No one seemed to know whatever became of the mate who missed the turn, however…
If I recall correctly there were three persons on the bridge - a young female third mate, a same age AB and an elderly AB acting as helmsman. Ice was spotted in the fairway and a course change was ordered to avoid the ice. It was night and dark outside and how the ice was spotted is not clear. The turn was executed by the helmsman as instructed by the third mate. After passing the ice in the fairway, it was forgotten to change the course back again. The tanker thus continued on the wrong course for more than an hour and ran aground. Who to blame? The helmsman? The third mate? The visiting AB? The Master in his cabin? I would suggest crew negligence and bad bridge procedures - four persons contributed to the incident and none was individually responsible. The ship owner should of course improve the procedures.
It’s been a long time since I’ve spoken with anyone in the know, but my imperfect recollection is that the mate got a license suspension for a few months, changed his name, got his license back, and went on to have a very successful maritime career. I don’t know if he is still sailing. He could very well be retired by now; it’s been 30 years.
I also remember hearing this particular AB was a notorious problem. When ordered, say, to bring the rudder “left ten,” he would bring the helm over so that the rudder angle indicator was at ten degrees left, then return the wheel to midships.
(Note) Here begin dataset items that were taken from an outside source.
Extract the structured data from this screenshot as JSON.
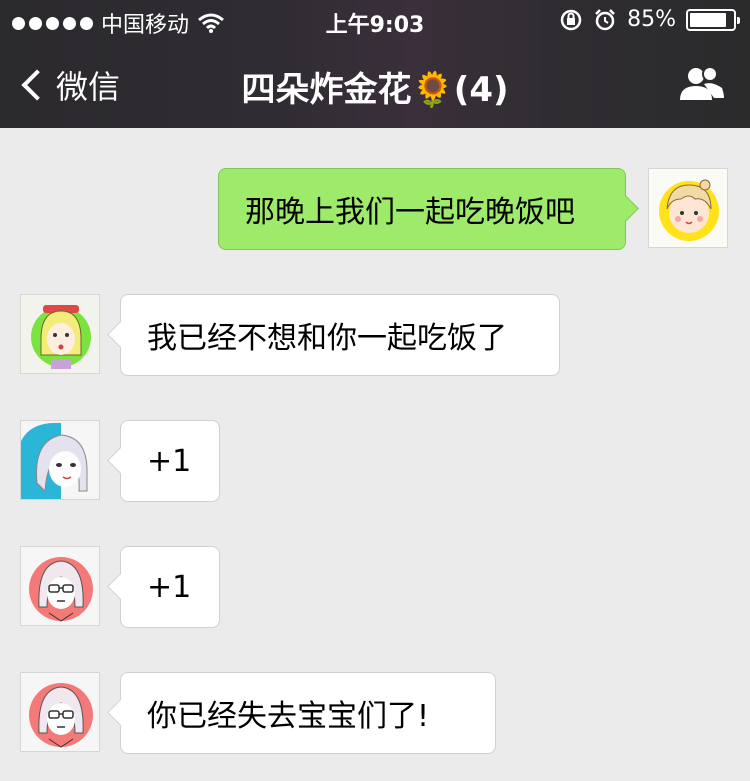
{
  "status_bar": {
    "carrier": "中国移动",
    "time": "上午9:03",
    "battery_text": "85%",
    "battery_level": 0.85,
    "icons": [
      "signal-dots-icon",
      "wifi-icon",
      "rotation-lock-icon",
      "alarm-icon",
      "battery-icon"
    ]
  },
  "nav": {
    "back_label": "微信",
    "title": "四朵炸金花🌻(4)",
    "right_icon": "group-members-icon"
  },
  "messages": [
    {
      "side": "outgoing",
      "text": "那晚上我们一起吃晚饭吧",
      "avatar": "blonde-girl-avatar"
    },
    {
      "side": "incoming",
      "text": "我已经不想和你一起吃饭了",
      "avatar": "green-bg-girl-avatar"
    },
    {
      "side": "incoming",
      "text": "+1",
      "avatar": "blue-bg-girl-avatar"
    },
    {
      "side": "incoming",
      "text": "+1",
      "avatar": "glasses-girl-avatar"
    },
    {
      "side": "incoming",
      "text": "你已经失去宝宝们了!",
      "avatar": "glasses-girl-avatar"
    }
  ],
  "colors": {
    "header_bg": "#2e2c30",
    "chat_bg": "#ebebeb",
    "outgoing_bubble": "#9eea6a",
    "incoming_bubble": "#ffffff"
  }
}
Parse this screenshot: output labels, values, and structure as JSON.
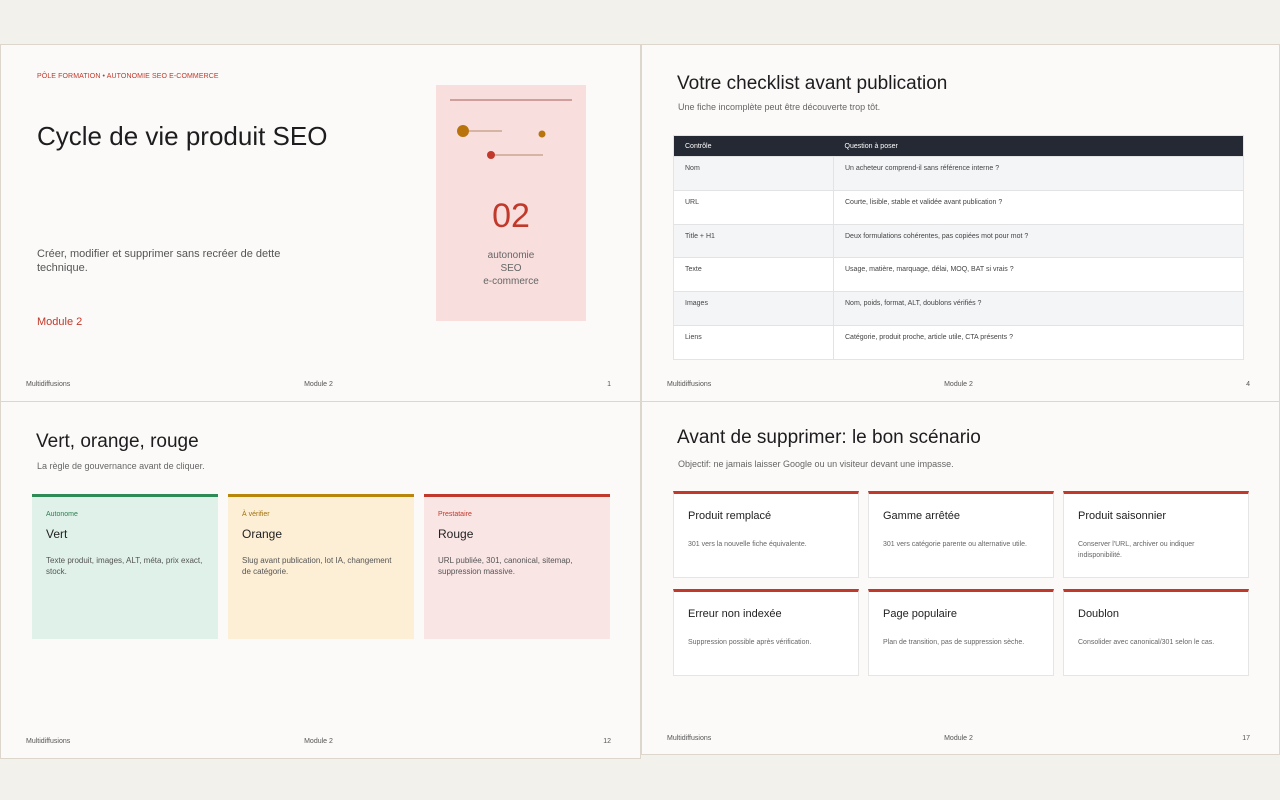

True? I can’t say, but several folks over the years have mentioned he was a poor seaman and even worse helmsman.
I remember attending a lecture given by Hazelwood’s defense attorney while in school. During that lecture it was stated that the quartermaster was effectively deaf in one ear and the command to make the turn was initially missed because of this. Once it was determined that the turn had not been initiated, the resultant delay and advance of the vessel contributed to hitting the reef. These were the words of a defense attorney so whether it was the case is up for debate. Either way it was an interesting presentation on the case and the casualty.
According to this report by the Alaska Oil Spill Commission, http://www.evostc.state.ak.us/index.cfm?FA=facts.details there were 3 people on the bridge at the time of grounding. A helmsman, a lookout (female who held a 3rd mate license) and 3rd mate Cousins who had the conn.
The lookout reported that Bligh Reef light appeared broad off the starboard bow when it should have been off the port bow . The turn to avoid the reef was initiated too late to avoid the grounding.
There were procedures in place but they were not followed.